Эльке вдруг смутилась, еще две недели назад она была неискушенной девицей, а сегодня множество глаз устремлено на нее, и все ждут от нее откровений о замужестве, о брачной ночи, о том, как начинается ее супружеская жизнь. Она всегда была бойкой и смешливой девушкой, но внезапно испытала объяснимое стеснение перед подругами, потому что она должна была поведать им о том, что замужняя женщина не выносит за пределы спальни.

Заметив это, синьора Лукреция вдруг вспомнила, как она сама приехала навестить свою семью через год после свадьбы с Хансом Беккером, как все женщины квартала собрались в доме ее матери и принялись расспрашивать ее в подробностях о супружеской жизни с этим странным немецким парнем, высоким, как башня, и таким же немногословным, с челюстью, как сундук, и кулаками, как гранитные шары на набережной, чтобы вынести вердикт о том, хорошую ли партию сделала Лукреция, или стоит пожалеть ее бедных родителей и ждать скорого возвращения в родительский дом обманутой и брошенной бедняжки с парочкой детей в подоле. И сейчас Лукреция видела, что подругам Эльке ее необычный муж кажется таким же странным и подозрительным, как ее палермским соседкам казался ненормальным Ханс Беккер – обыкновенный магдебургский парень, сын кондитера.

Лукреция вышла из-за стойки и пододвинула свой стул к Эльке. Ей всегда хотелось иметь дочь, но у Ханса получались только мальчики, да такие славные, что грех жаловаться.

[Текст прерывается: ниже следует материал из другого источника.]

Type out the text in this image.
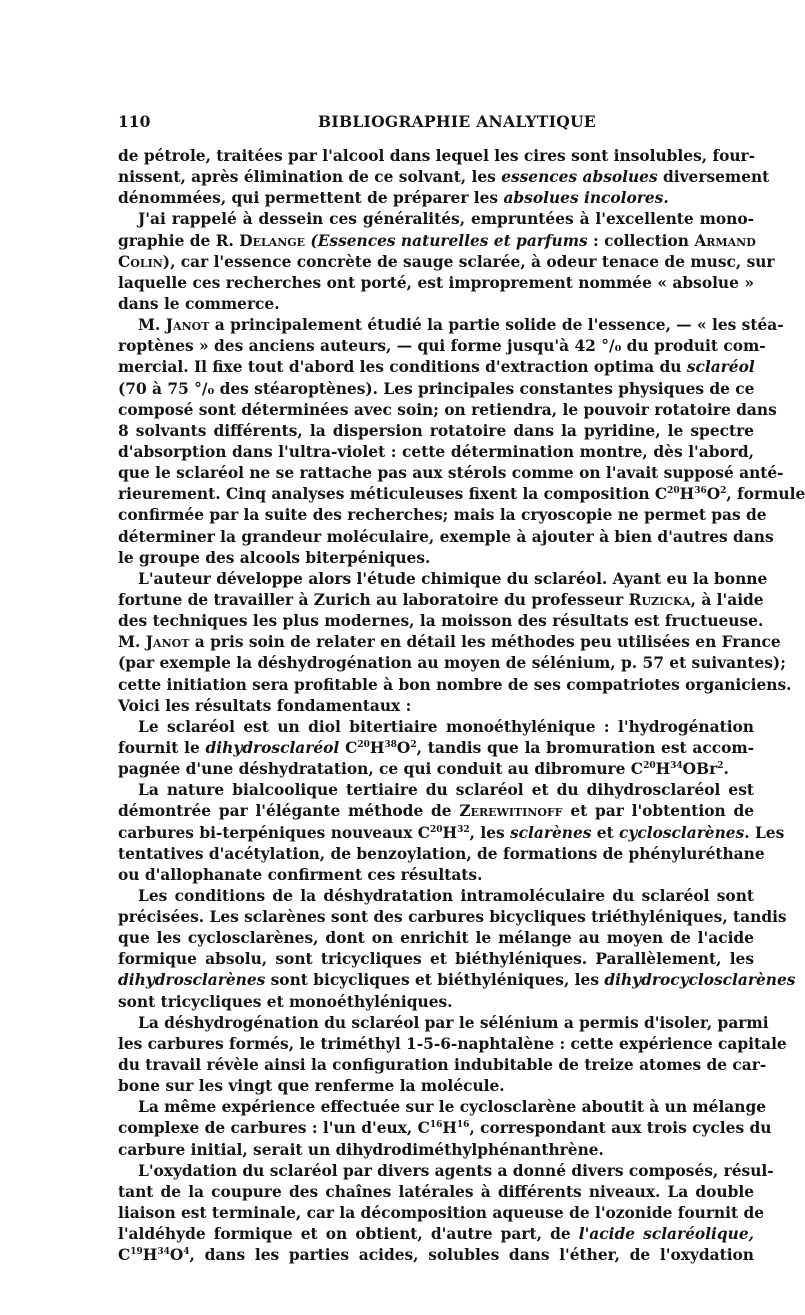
110	BIBLIOGRAPHIE ANALYTIQUE
de pétrole, traitées par l'alcool dans lequel les cires sont insolubles, four-
nissent, après élimination de ce solvant, les essences absolues diversement
dénommées, qui permettent de préparer les absolues incolores.
J'ai rappelé à dessein ces généralités, empruntées à l'excellente mono-
graphie de R. Delange (Essences naturelles et parfums : collection Armand
Colin), car l'essence concrète de sauge sclarée, à odeur tenace de musc, sur
laquelle ces recherches ont porté, est improprement nommée « absolue »
dans le commerce.
M. Janot a principalement étudié la partie solide de l'essence, — « les stéa-
roptènes » des anciens auteurs, — qui forme jusqu'à 42 °/₀ du produit com-
mercial. Il fixe tout d'abord les conditions d'extraction optima du sclaréol
(70 à 75 °/₀ des stéaroptènes). Les principales constantes physiques de ce
composé sont déterminées avec soin; on retiendra, le pouvoir rotatoire dans
8 solvants différents, la dispersion rotatoire dans la pyridine, le spectre
d'absorption dans l'ultra-violet : cette détermination montre, dès l'abord,
que le sclaréol ne se rattache pas aux stérols comme on l'avait supposé anté-
rieurement. Cinq analyses méticuleuses fixent la composition $C^{20}H^{36}O^2$, formule
confirmée par la suite des recherches; mais la cryoscopie ne permet pas de
déterminer la grandeur moléculaire, exemple à ajouter à bien d'autres dans
le groupe des alcools biterpéniques.
L'auteur développe alors l'étude chimique du sclaréol. Ayant eu la bonne
fortune de travailler à Zurich au laboratoire du professeur Ruzicka, à l'aide
des techniques les plus modernes, la moisson des résultats est fructueuse.
M. Janot a pris soin de relater en détail les méthodes peu utilisées en France
(par exemple la déshydrogénation au moyen de sélénium, p. 57 et suivantes);
cette initiation sera profitable à bon nombre de ses compatriotes organiciens.
Voici les résultats fondamentaux :
Le sclaréol est un diol bitertiaire monoéthylénique : l'hydrogénation
fournit le dihydrosclaréol $C^{20}H^{38}O^2$, tandis que la bromuration est accom-
pagnée d'une déshydratation, ce qui conduit au dibromure $C^{20}H^{34}OBr^2$.
La nature bialcoolique tertiaire du sclaréol et du dihydrosclaréol est
démontrée par l'élégante méthode de Zerewitinoff et par l'obtention de
carbures bi-terpéniques nouveaux $C^{20}H^{32}$, les sclarènes et cyclosclarènes. Les
tentatives d'acétylation, de benzoylation, de formations de phényluréthane
ou d'allophanate confirment ces résultats.
Les conditions de la déshydratation intramoléculaire du sclaréol sont
précisées. Les sclarènes sont des carbures bicycliques triéthyléniques, tandis
que les cyclosclarènes, dont on enrichit le mélange au moyen de l'acide
formique absolu, sont tricycliques et biéthyléniques. Parallèlement, les
dihydrosclarènes sont bicycliques et biéthyléniques, les dihydrocyclosclarènes
sont tricycliques et monoéthyléniques.
La déshydrogénation du sclaréol par le sélénium a permis d'isoler, parmi
les carbures formés, le triméthyl 1-5-6-naphtalène : cette expérience capitale
du travail révèle ainsi la configuration indubitable de treize atomes de car-
bone sur les vingt que renferme la molécule.
La même expérience effectuée sur le cyclosclarène aboutit à un mélange
complexe de carbures : l'un d'eux, $C^{16}H^{16}$, correspondant aux trois cycles du
carbure initial, serait un dihydrodiméthylphénanthrène.
L'oxydation du sclaréol par divers agents a donné divers composés, résul-
tant de la coupure des chaînes latérales à différents niveaux. La double
liaison est terminale, car la décomposition aqueuse de l'ozonide fournit de
l'aldéhyde formique et on obtient, d'autre part, de l'acide sclaréolique,
$C^{19}H^{34}O^4$, dans les parties acides, solubles dans l'éther, de l'oxydation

– Тише, девочки! – крикнула она зычным голосом палермской торговки, – Вы ее смутили! Вот вы, фрау Мур, вы-то что нового хотите узнать? С вашим-то мужем, вас ни ангел, ни сам черт не удивит!

Эскива Мур поперхнулась шампанским и расхохоталась в голос. Лукреция была права.

– А ты, Урсула Кляйн, тебе бы вообще закрыть уши, чтобы твой отец не явился сюда с ружьем, от того, как у тебя блестят глаза от одних вопросов!

Дочь бакалейщика Кляйна вспыхнула и прижала руки к щекам.

– Реджина Краузе, если вы расскажете мне, будто росли с братом, неотличимым от вас, как половинка апельсина, и не насмотрелись на мужские причиндалы, я буду очень удивлена!